"Pedal-to-the-metal" on a Convention of States
George Henry Edwards
Those who oppose a Convention of States for fear it could become an out-of-control convention may have not looked into its constraints in sufficient detail. As it is, we have an out of control federal government. We should use the constitutional provisions for a convention proposing amendments to bring an out-of-control federal government back into the control of the states and the people.
You might consider Thomas Jefferson’s words: 'Some men look at constitutions with sanctimonious reverence and deem them like the Ark of the Covenant, too sacred to be touched. They ascribe to the men of the preceding age wisdom more than human and suppose what they did to be beyond amendment.' --Thomas Jefferson to Samuel Kercheval, 1816. 'Let us go on perfecting the Constitution by adding, by way of amendment, those forms which time and trial show are still wanting.' --Thomas Jefferson to Wilson Nicholas, 1803.]
A growing number of state legislatures are approving a common wording [See note 1] requiring congress to "call a Convention for proposing amendments." The 2013 Convention of States [COS] wording limits the convention delegates to proposing constitutional amendments that further limit the power of the federal government.
The power for state legislatures to require congress to call such a convention is provided in Article V. of the constitution.
Article V. further provides that only one delegate per state is allowed in such a convention and that the amendments that such a convention proposes shall become part of the constitution “when ratified by the legislatures of three-fourths of the several states or by conventions in three fourths thereof, as the one or the other mode may be proposed by congress.”
The selection by congress providing for the states to ratify by state conventions or by the legislatures directly is the only power the constitution allows the federal government in the amendment process.
As in all other cases, Amendment X. of the constitution provides that “The powers not delegated to the United States by the constitution, nor prohibited to the State, are reserved to the state respectively, or to the people.”
Therefore, the states and the people, not the federal government, have the sole power to select and retain the delegates to a convention of states.
If the delegate of a state proposes an amendment other than those it is chartered to do [in the present case, an amendment other than to further limit the power of the federal government] that state legislature has the power to call such a delegate back, replace him or her with another delegate or even bring the delegate up on legal charges.
If congress has selected the mode of state ratification to be by the legislature directly, none of these further legislature powers are needed.
If congress has selected the mode of state ratification to be by individual state conventions, the elected state legislatures still hold the power that each individual state law provides. Should that power be inadequate for a legislature’s control or a state legislature fails to act in enforcing the amendment constraints, three fourth of the states still must approve any such amendment. In such an extremely unlikely event, any such amendment could still be struck down in court.

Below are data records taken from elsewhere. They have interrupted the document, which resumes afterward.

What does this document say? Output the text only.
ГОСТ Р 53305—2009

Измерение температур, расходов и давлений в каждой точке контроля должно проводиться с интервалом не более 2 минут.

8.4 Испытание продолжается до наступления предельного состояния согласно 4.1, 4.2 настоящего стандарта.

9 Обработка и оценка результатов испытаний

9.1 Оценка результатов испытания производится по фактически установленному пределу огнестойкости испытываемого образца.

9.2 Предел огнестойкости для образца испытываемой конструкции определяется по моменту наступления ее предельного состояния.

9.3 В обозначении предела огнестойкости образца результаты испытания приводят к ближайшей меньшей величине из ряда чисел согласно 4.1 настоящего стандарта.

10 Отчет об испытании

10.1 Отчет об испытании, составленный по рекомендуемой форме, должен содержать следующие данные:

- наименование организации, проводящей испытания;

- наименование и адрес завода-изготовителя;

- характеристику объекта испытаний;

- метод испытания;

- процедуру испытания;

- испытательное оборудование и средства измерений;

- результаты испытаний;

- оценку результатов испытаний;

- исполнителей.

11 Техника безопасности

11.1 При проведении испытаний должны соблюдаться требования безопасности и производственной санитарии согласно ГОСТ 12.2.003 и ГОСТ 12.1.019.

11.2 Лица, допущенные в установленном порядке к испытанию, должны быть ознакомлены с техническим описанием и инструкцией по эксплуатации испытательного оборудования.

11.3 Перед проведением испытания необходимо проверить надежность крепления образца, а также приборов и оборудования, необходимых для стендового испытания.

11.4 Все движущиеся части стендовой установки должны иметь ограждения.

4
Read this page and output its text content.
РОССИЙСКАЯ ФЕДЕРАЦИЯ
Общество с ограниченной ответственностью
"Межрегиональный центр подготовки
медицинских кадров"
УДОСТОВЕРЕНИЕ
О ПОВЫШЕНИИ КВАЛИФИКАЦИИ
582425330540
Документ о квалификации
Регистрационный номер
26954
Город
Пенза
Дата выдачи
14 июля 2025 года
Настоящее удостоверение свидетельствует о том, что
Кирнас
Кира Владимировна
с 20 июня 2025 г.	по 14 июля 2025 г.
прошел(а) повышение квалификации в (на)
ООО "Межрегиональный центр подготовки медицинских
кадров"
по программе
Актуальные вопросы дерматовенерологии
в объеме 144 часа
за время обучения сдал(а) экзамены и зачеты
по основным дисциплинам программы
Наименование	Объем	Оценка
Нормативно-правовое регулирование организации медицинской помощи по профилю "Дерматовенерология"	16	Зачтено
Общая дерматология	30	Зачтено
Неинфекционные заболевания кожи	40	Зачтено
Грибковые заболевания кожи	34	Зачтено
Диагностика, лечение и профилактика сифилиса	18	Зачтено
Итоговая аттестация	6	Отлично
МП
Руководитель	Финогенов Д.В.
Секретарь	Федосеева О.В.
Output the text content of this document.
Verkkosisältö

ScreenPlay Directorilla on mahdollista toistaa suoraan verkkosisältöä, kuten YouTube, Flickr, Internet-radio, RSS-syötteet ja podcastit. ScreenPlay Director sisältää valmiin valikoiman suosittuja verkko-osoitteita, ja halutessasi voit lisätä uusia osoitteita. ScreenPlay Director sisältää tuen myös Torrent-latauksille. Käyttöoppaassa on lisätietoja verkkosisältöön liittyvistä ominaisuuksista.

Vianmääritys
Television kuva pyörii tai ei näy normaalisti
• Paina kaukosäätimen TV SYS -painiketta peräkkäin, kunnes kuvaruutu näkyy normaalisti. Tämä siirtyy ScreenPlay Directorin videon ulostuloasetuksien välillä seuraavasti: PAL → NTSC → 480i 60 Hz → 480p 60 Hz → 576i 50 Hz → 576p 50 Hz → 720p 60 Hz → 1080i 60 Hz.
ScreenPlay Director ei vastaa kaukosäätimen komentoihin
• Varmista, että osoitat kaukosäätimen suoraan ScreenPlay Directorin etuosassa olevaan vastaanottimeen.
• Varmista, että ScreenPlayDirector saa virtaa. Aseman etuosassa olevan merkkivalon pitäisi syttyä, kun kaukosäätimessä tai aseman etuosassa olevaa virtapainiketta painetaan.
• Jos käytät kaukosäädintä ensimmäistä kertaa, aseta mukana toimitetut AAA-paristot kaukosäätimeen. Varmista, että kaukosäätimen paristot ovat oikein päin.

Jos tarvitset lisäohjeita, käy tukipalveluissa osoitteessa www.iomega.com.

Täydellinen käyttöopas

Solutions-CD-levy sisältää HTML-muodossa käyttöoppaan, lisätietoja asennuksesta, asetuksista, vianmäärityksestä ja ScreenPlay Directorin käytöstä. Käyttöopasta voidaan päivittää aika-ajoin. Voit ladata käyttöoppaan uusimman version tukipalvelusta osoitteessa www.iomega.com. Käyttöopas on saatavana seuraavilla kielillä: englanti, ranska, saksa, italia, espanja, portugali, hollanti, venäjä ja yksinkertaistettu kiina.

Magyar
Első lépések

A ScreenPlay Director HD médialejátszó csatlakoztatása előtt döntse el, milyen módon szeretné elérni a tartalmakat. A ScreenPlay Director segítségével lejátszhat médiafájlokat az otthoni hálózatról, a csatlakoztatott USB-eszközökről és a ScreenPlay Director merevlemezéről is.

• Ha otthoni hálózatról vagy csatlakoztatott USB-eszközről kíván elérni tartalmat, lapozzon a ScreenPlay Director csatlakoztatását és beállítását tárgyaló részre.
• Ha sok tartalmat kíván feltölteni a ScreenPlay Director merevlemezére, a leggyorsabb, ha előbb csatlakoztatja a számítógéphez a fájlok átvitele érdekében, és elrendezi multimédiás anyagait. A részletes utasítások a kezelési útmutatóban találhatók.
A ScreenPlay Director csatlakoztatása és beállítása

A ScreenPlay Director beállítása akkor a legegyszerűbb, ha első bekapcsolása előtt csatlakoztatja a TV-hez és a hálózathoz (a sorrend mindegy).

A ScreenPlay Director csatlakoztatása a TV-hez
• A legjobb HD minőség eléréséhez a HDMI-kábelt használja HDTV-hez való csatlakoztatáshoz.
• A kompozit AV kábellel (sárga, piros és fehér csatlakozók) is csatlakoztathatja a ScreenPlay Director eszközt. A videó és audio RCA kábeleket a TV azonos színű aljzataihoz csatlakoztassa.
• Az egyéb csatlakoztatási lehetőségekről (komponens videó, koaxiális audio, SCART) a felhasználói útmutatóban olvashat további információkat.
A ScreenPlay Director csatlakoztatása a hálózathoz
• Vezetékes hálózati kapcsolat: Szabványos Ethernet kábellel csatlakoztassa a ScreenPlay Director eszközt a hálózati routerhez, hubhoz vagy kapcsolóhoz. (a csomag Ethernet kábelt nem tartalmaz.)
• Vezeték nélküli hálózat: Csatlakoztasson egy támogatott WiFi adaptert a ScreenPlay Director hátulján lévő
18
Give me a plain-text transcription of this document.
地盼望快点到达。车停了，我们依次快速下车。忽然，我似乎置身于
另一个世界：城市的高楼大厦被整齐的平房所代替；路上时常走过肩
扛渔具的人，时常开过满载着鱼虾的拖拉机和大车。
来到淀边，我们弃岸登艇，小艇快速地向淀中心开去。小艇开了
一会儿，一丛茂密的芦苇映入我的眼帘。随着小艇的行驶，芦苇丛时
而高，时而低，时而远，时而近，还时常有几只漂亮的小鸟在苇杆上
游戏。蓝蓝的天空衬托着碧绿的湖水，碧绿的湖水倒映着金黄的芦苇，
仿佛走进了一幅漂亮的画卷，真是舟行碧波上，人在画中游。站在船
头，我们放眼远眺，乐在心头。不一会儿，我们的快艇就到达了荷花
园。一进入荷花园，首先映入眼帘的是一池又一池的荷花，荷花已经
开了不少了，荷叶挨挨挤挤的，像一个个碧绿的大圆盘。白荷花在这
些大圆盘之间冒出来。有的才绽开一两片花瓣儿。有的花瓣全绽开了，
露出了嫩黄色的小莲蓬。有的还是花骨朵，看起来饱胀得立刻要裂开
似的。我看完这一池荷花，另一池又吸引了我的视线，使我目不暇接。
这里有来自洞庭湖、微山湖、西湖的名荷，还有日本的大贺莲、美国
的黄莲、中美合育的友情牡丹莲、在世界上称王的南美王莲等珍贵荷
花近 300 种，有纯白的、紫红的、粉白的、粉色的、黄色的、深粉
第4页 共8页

It is evident that the possibility of amendments being added to the constitution by the convention of states approach other than those abiding by the originally proposed constraints are extremely, if not overwhelmingly, unlikely.
On the other hand, it is assuredly overwhelmingly unlikely that the already out-of-control federal government will impose additional limitations on its own powers.
Given all this, the convention of states approach is the only constitutional way to assuredly rein in the federal government. The alternative is to slavishly accept tyranny.
There should not be any hesitation but for all citizens to put their “pedal to the metal” in persuading their elected state legislators to require congress to, in the constitution’s words, “call a convention for proposing amendments.”
Note 1. The operative common wording for the 2013 COS application is: “The legislature of the State of ______ hereby applies to Congress, under the provisions of Article V of the Constitution of the United States, for the calling of a convention of the states limited to proposing amendments to the Constitution of the United States that impose fiscal restraints on the federal government, limit the power and jurisdiction of the federal government, and limit the terms of office for its officials and for members of Congress.”